Should distributor brands be included in the Egalim law?

“There is a misunderstanding around the Egalim law”, points Danielle Gremillet. While he believes there is some good in this law, he also does not want to suggest that it alone will solve the problems of farm income. “The Egalim law only applies to part of a farmer’s income,” he says. Those related to the sale of its products in supermarkets in France, since this law does not apply in neighboring countries. But even in France, the scope is limited. The Egalim law only relates to processed agrifood products. In other words, a can of green beans, but not apples sold at the store. Above all, brands created and owned by retailers, such as “Marque Repère” for Leclerc, escape the Egalim law. “The hole in the racket is important since these private labels (private label) are an important distribution channel for agrifood products, ”confirms Patrick Benezit, deputy secretary of the FNSEA.

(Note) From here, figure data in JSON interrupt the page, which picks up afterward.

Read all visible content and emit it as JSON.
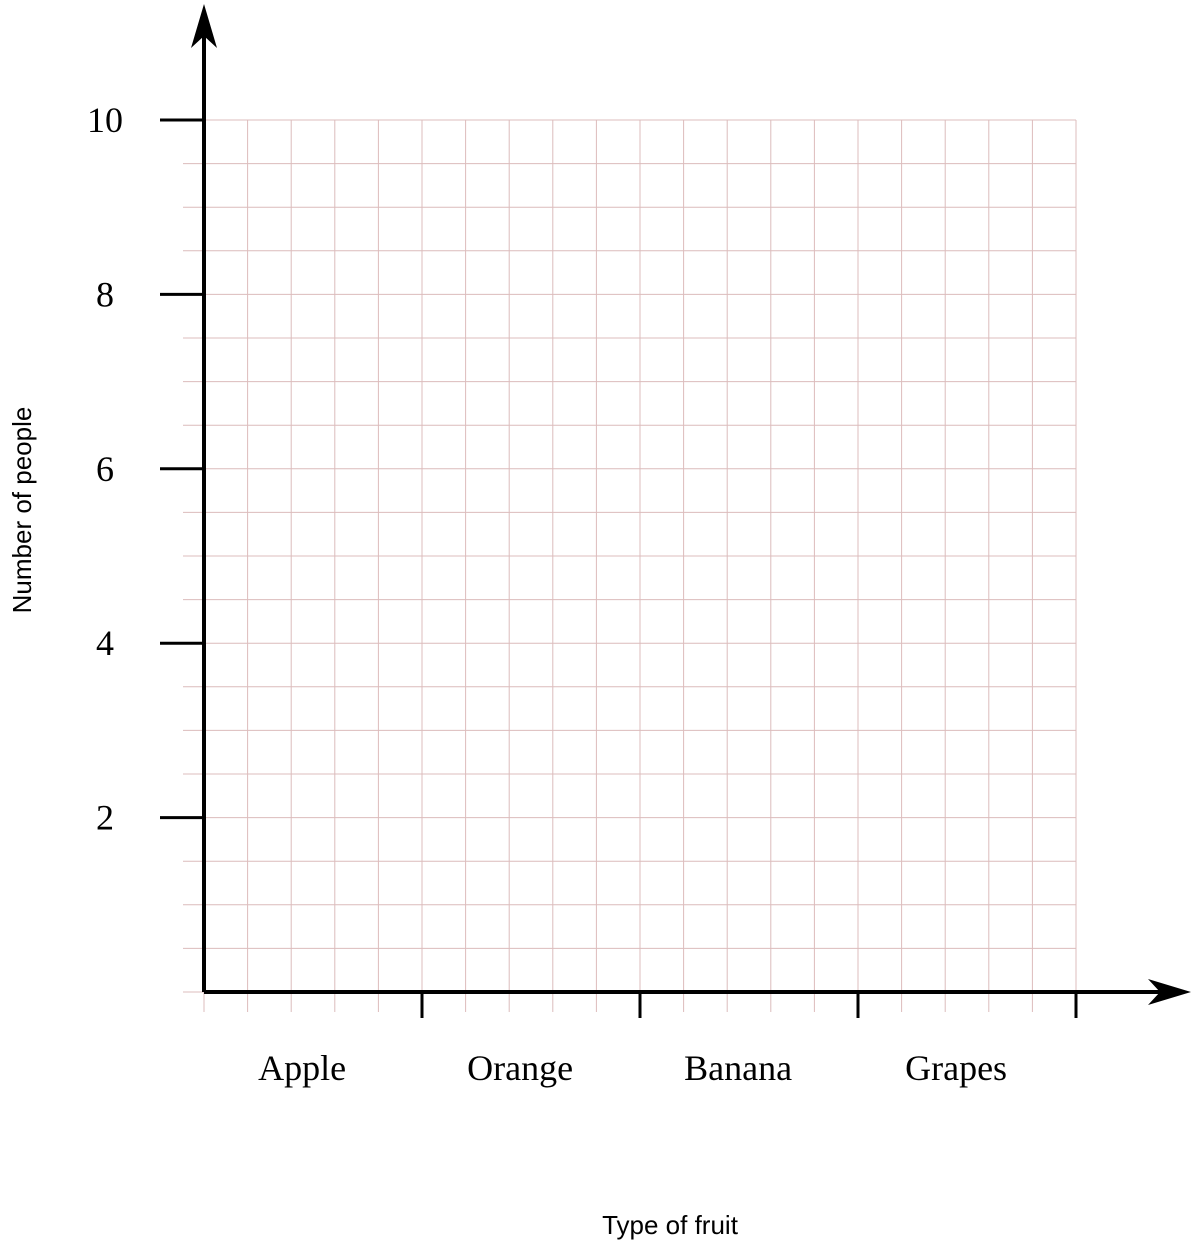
{
  "chart_data": {
    "type": "bar",
    "x_label": "Type of fruit",
    "y_label": "Number of people",
    "categories": [
      "Apple",
      "Orange",
      "Banana",
      "Grapes"
    ],
    "ylim": [
      0,
      10
    ],
    "yticks": [
      2,
      4,
      6,
      8,
      10
    ],
    "grid": true
  }
}
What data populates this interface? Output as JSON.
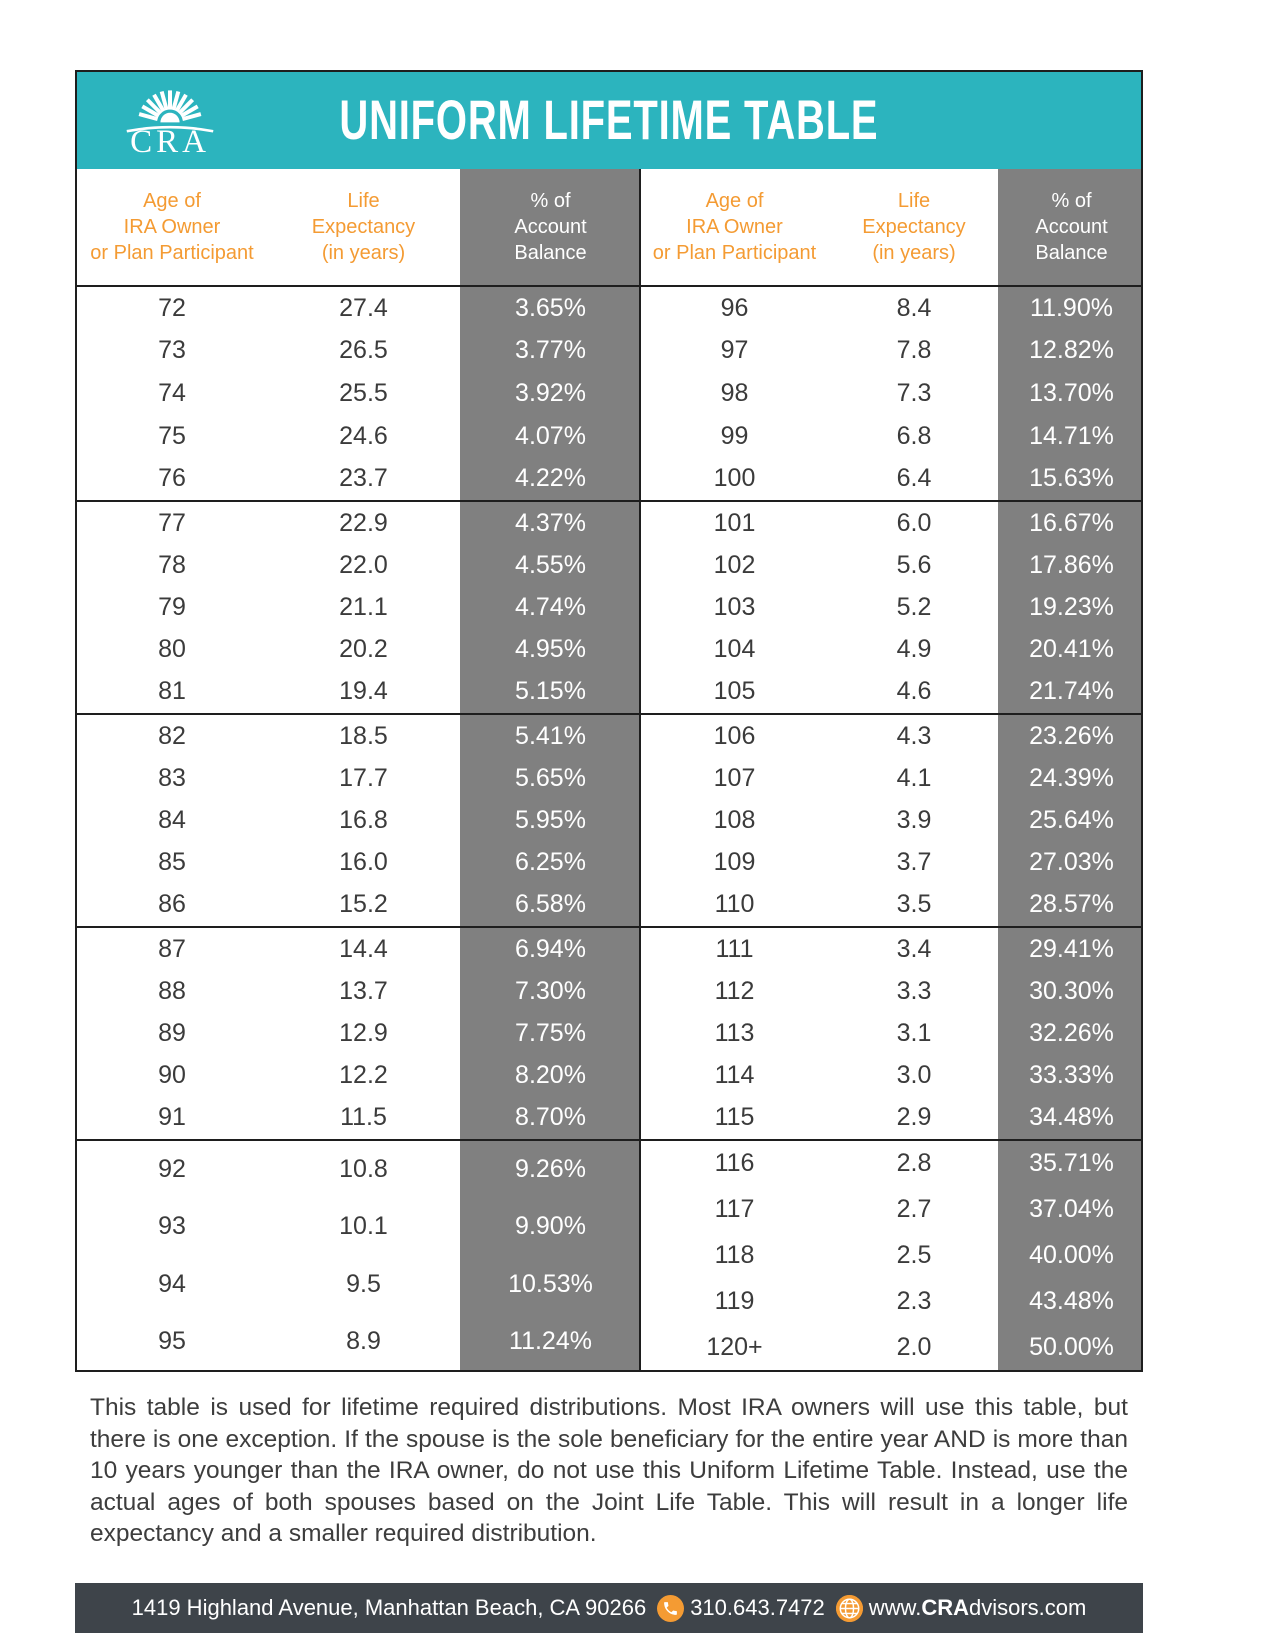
{
  "logo": {
    "text": "CRA",
    "icon": "sunburst-icon"
  },
  "title": "UNIFORM LIFETIME TABLE",
  "colors": {
    "teal": "#2cb4be",
    "orange": "#f49b33",
    "column_gray": "#808080",
    "footer_bar": "#3e444a"
  },
  "table": {
    "header": {
      "age": [
        "Age of",
        "IRA Owner",
        "or Plan Participant"
      ],
      "life": [
        "Life",
        "Expectancy",
        "(in years)"
      ],
      "pct": [
        "% of",
        "Account",
        "Balance"
      ]
    },
    "bands": [
      {
        "left": [
          [
            "72",
            "27.4",
            "3.65%"
          ],
          [
            "73",
            "26.5",
            "3.77%"
          ],
          [
            "74",
            "25.5",
            "3.92%"
          ],
          [
            "75",
            "24.6",
            "4.07%"
          ],
          [
            "76",
            "23.7",
            "4.22%"
          ]
        ],
        "right": [
          [
            "96",
            "8.4",
            "11.90%"
          ],
          [
            "97",
            "7.8",
            "12.82%"
          ],
          [
            "98",
            "7.3",
            "13.70%"
          ],
          [
            "99",
            "6.8",
            "14.71%"
          ],
          [
            "100",
            "6.4",
            "15.63%"
          ]
        ]
      },
      {
        "left": [
          [
            "77",
            "22.9",
            "4.37%"
          ],
          [
            "78",
            "22.0",
            "4.55%"
          ],
          [
            "79",
            "21.1",
            "4.74%"
          ],
          [
            "80",
            "20.2",
            "4.95%"
          ],
          [
            "81",
            "19.4",
            "5.15%"
          ]
        ],
        "right": [
          [
            "101",
            "6.0",
            "16.67%"
          ],
          [
            "102",
            "5.6",
            "17.86%"
          ],
          [
            "103",
            "5.2",
            "19.23%"
          ],
          [
            "104",
            "4.9",
            "20.41%"
          ],
          [
            "105",
            "4.6",
            "21.74%"
          ]
        ]
      },
      {
        "left": [
          [
            "82",
            "18.5",
            "5.41%"
          ],
          [
            "83",
            "17.7",
            "5.65%"
          ],
          [
            "84",
            "16.8",
            "5.95%"
          ],
          [
            "85",
            "16.0",
            "6.25%"
          ],
          [
            "86",
            "15.2",
            "6.58%"
          ]
        ],
        "right": [
          [
            "106",
            "4.3",
            "23.26%"
          ],
          [
            "107",
            "4.1",
            "24.39%"
          ],
          [
            "108",
            "3.9",
            "25.64%"
          ],
          [
            "109",
            "3.7",
            "27.03%"
          ],
          [
            "110",
            "3.5",
            "28.57%"
          ]
        ]
      },
      {
        "left": [
          [
            "87",
            "14.4",
            "6.94%"
          ],
          [
            "88",
            "13.7",
            "7.30%"
          ],
          [
            "89",
            "12.9",
            "7.75%"
          ],
          [
            "90",
            "12.2",
            "8.20%"
          ],
          [
            "91",
            "11.5",
            "8.70%"
          ]
        ],
        "right": [
          [
            "111",
            "3.4",
            "29.41%"
          ],
          [
            "112",
            "3.3",
            "30.30%"
          ],
          [
            "113",
            "3.1",
            "32.26%"
          ],
          [
            "114",
            "3.0",
            "33.33%"
          ],
          [
            "115",
            "2.9",
            "34.48%"
          ]
        ]
      },
      {
        "left": [
          [
            "92",
            "10.8",
            "9.26%"
          ],
          [
            "93",
            "10.1",
            "9.90%"
          ],
          [
            "94",
            "9.5",
            "10.53%"
          ],
          [
            "95",
            "8.9",
            "11.24%"
          ]
        ],
        "right": [
          [
            "116",
            "2.8",
            "35.71%"
          ],
          [
            "117",
            "2.7",
            "37.04%"
          ],
          [
            "118",
            "2.5",
            "40.00%"
          ],
          [
            "119",
            "2.3",
            "43.48%"
          ],
          [
            "120+",
            "2.0",
            "50.00%"
          ]
        ]
      }
    ]
  },
  "note": "This table is used for lifetime required distributions. Most IRA owners will use this table, but there is one exception. If the spouse is the sole beneficiary for the entire year AND is more than 10 years younger than the IRA owner, do not use this Uniform Lifetime Table. Instead, use the actual ages of both spouses based on the Joint Life Table. This will result in a longer life expectancy and a smaller required distribution.",
  "footer": {
    "address": "1419 Highland Avenue, Manhattan Beach, CA 90266",
    "phone_icon": "phone-icon",
    "phone": "310.643.7472",
    "globe_icon": "globe-icon",
    "web_www": "www.",
    "web_bold": "CRA",
    "web_rest": "dvisors.com"
  }
}
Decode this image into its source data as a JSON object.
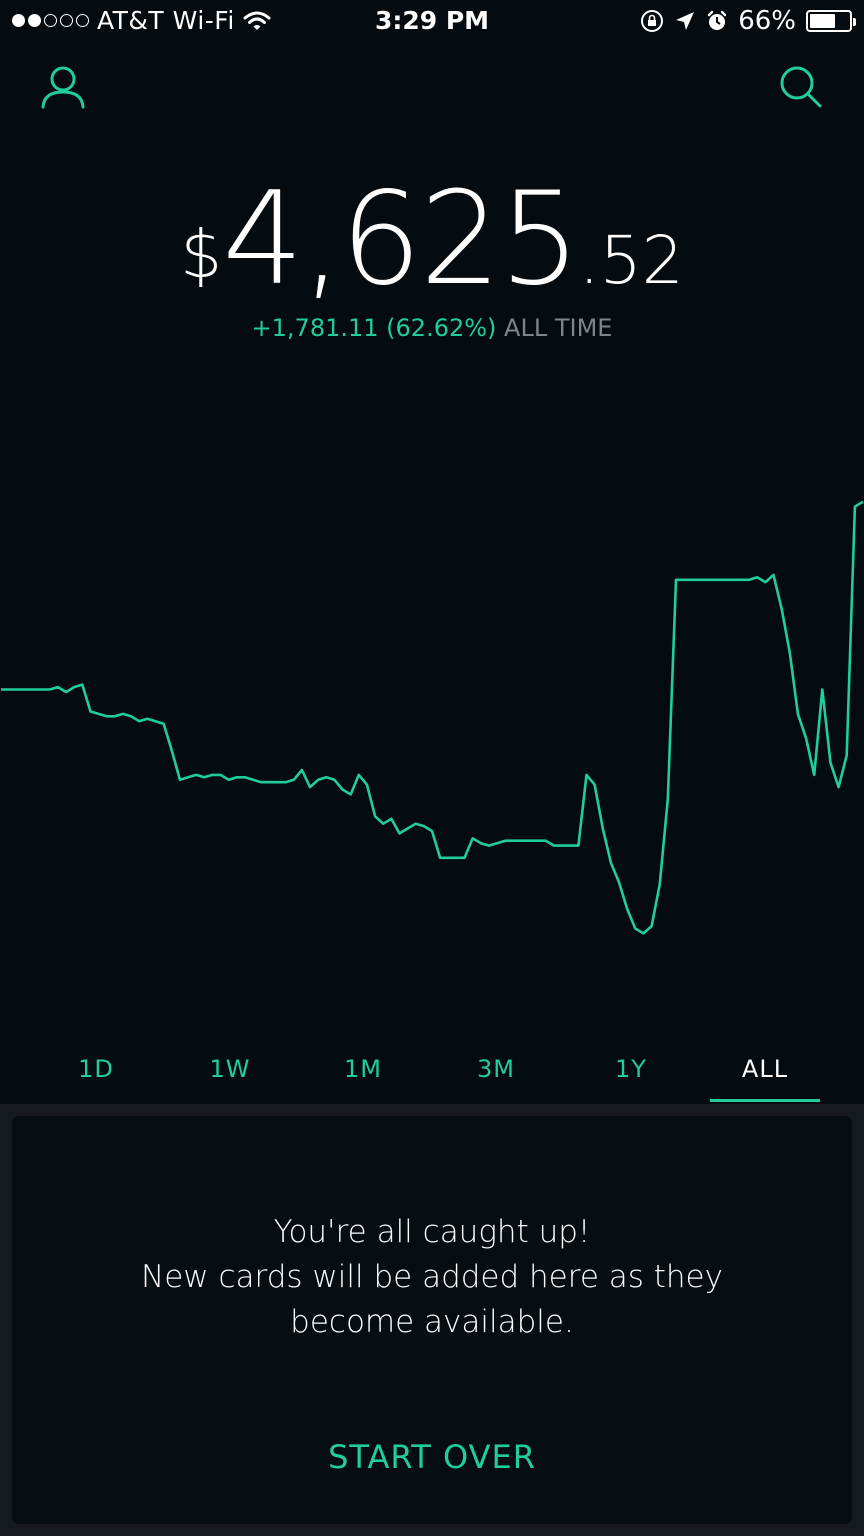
{
  "status_bar": {
    "carrier": "AT&T Wi-Fi",
    "time": "3:29 PM",
    "battery": "66%",
    "battery_level": 0.66,
    "signal_bars_filled": 2,
    "signal_bars_total": 5
  },
  "header": {
    "profile_icon": "person-icon",
    "search_icon": "search-icon"
  },
  "portfolio": {
    "currency": "$",
    "value_main": "4,625",
    "value_cents": ".52",
    "change_amount": "+1,781.11 (62.62%)",
    "change_period": "ALL TIME"
  },
  "colors": {
    "accent": "#21ce99",
    "background": "#040b11",
    "muted": "#7f8487",
    "card_bg": "#060d13",
    "tray_bg": "#16191d"
  },
  "chart_data": {
    "type": "line",
    "series_values": [
      1935,
      1935,
      1935,
      1935,
      1935,
      1935,
      1935,
      1936,
      1934,
      1936,
      1937,
      1926,
      1925,
      1924,
      1924,
      1925,
      1924,
      1922,
      1923,
      1922,
      1921,
      1910,
      1898,
      1899,
      1900,
      1899,
      1900,
      1900,
      1898,
      1899,
      1899,
      1898,
      1897,
      1897,
      1897,
      1897,
      1898,
      1902,
      1895,
      1898,
      1899,
      1898,
      1894,
      1892,
      1900,
      1896,
      1883,
      1880,
      1882,
      1876,
      1878,
      1880,
      1879,
      1877,
      1866,
      1866,
      1866,
      1866,
      1874,
      1872,
      1871,
      1872,
      1873,
      1873,
      1873,
      1873,
      1873,
      1873,
      1871,
      1871,
      1871,
      1871,
      1900,
      1896,
      1878,
      1864,
      1856,
      1845,
      1837,
      1835,
      1838,
      1855,
      1890,
      1980,
      1980,
      1980,
      1980,
      1980,
      1980,
      1980,
      1980,
      1980,
      1980,
      1981,
      1979,
      1982,
      1968,
      1950,
      1925,
      1915,
      1900,
      1935,
      1905,
      1895,
      1908,
      2010,
      2012
    ],
    "ylim": [
      1820,
      2025
    ]
  },
  "range_tabs": [
    {
      "label": "1D"
    },
    {
      "label": "1W"
    },
    {
      "label": "1M"
    },
    {
      "label": "3M"
    },
    {
      "label": "1Y"
    },
    {
      "label": "ALL",
      "active": true
    }
  ],
  "card": {
    "line1": "You're all caught up!",
    "line2": "New cards will be added here as they",
    "line3": "become available.",
    "action": "START OVER"
  }
}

This is another flaw noted by Daniel Gremillet: “Escaping from the Egalim law, the price of products under private label dropped on the shelves in 2019, so much so that they gained market share for the first time since 2012, according to the Nielsen Institute. ” The risk ? That the price war, which was once waged on national brands, is now moving on private labels. Hence the need to include these private labels in the Egalim law. “The question arises,” says Daniel Gremillet. Patrick Benezit, at FNSEA, and Richard Panquiault, at Ilec, are in favor. As for distributors, Jacques Creyssel opposes it: “These are products produced on demand which are subject to tenders and not to annual negotiations”.